Recently, Innovisor was debriefing on the collaborative networks in a global pharma company.
A classic Innovisor case where we look at, how we can improve agility, simulate the impact of recommended interventions, assess organizational risk at people level and come up with actionable recommendations on how to improve.
The HR-director was engaged, but also looked as if she knew everything already. Almost as if she was starting to think about the next meeting. I got a bit worried, but also knew we had something hidden in our sleeves…
A Success Story Seen from The Outside
For years the company had been growing with astonishing speed. The recruitment and onboarding of new employees had been the core focus of the HR organization for a period of more than three years. Looking at the numbers they had succeeded! – New employees had been added to the organization in volumes unseen before. All were going through an accelerated onboarding program, which had accelerated time-to-value add by weeks. A success story when seen from the outside!
Something Did not Feel Right
Still, something did not feel right, when we looked at the collaborative network in the organization. A hunch told us we had an issue yet to be discovered. Hence, we decided to dig deeper and merge our insights on who collaborated with who with the available organizational performance data.
It told us this:
- High performers collaborated with other high performers
- Solid performers collaborated with other solid performers, and to some extent with the high performers
- Low performers were in the periphery of the collaboration networks, and only collaborated limited with others
Not surprising! After all most people prefer to interact with people that are looking like, what they see in the mirror.
The Real Surprise Was the New Employees
Naturally, the new employees were peripheral, when joining the company.
So, who did the new employees connect to?
- Other new employees. Probably facilitated by the onboarding program, which brought all new employees together for a two-day introduction program
- Low performers – and this was the shocker!

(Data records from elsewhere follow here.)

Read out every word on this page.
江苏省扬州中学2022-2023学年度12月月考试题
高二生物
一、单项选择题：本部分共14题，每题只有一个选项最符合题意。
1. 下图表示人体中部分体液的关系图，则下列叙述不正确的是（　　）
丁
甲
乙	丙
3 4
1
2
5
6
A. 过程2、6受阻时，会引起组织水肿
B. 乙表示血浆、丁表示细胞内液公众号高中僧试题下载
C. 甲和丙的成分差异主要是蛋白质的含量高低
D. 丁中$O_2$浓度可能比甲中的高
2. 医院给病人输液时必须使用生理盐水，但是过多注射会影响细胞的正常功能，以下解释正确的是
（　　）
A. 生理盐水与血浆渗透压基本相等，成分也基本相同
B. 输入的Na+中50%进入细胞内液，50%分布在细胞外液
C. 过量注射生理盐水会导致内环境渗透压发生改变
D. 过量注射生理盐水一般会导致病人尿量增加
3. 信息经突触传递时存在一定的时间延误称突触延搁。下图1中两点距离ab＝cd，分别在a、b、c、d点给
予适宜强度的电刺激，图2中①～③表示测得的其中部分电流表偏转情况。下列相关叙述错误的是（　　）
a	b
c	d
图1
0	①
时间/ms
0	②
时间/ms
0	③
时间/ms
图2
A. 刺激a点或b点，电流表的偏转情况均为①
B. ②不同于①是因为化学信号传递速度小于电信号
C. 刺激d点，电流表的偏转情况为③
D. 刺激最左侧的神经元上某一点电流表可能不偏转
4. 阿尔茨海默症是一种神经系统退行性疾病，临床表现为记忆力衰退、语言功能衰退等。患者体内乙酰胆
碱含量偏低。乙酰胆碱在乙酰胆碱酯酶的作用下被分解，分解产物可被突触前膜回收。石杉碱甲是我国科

“But why do the new employees connect to the low performers?”. The HR-director looked puzzled. Suddenly her next meeting was not of interest any longer.
“The new employees do not have a track record yet in your company. Seen from the perspective of the high performers they still have zero credibility. The new employees will not be on their radar until they have proved themselves.”
Instead of connecting to the high performers and solid performers the new employees connected to the other group of people in the periphery of the company – the low performers. Certainly, not the group the HR-director wanted them to connect to.
What Can You Do to Avoid the Same in Your Organization?
I guess, we agree that we do not want new employees to be welcomed by the low performers, when they join our organizations. So what can you do to avoid that they do that?
The answer is discipline! You must be much more disciplined about, how your employee onboarding program builds relations between the right people. Who should connect and collaborate? – how? – about what? – when? and why? The critical connections must be built as the first thing, when the new employees are joining the company, and when their minds are open to building these connections.
Most organizations don’t do that. Instead, they employ a laissez-faire approach to building the right connections, while they focus the discipline on introduction to systems, processes, and procedures.
How is your onboarding program for new employees designed?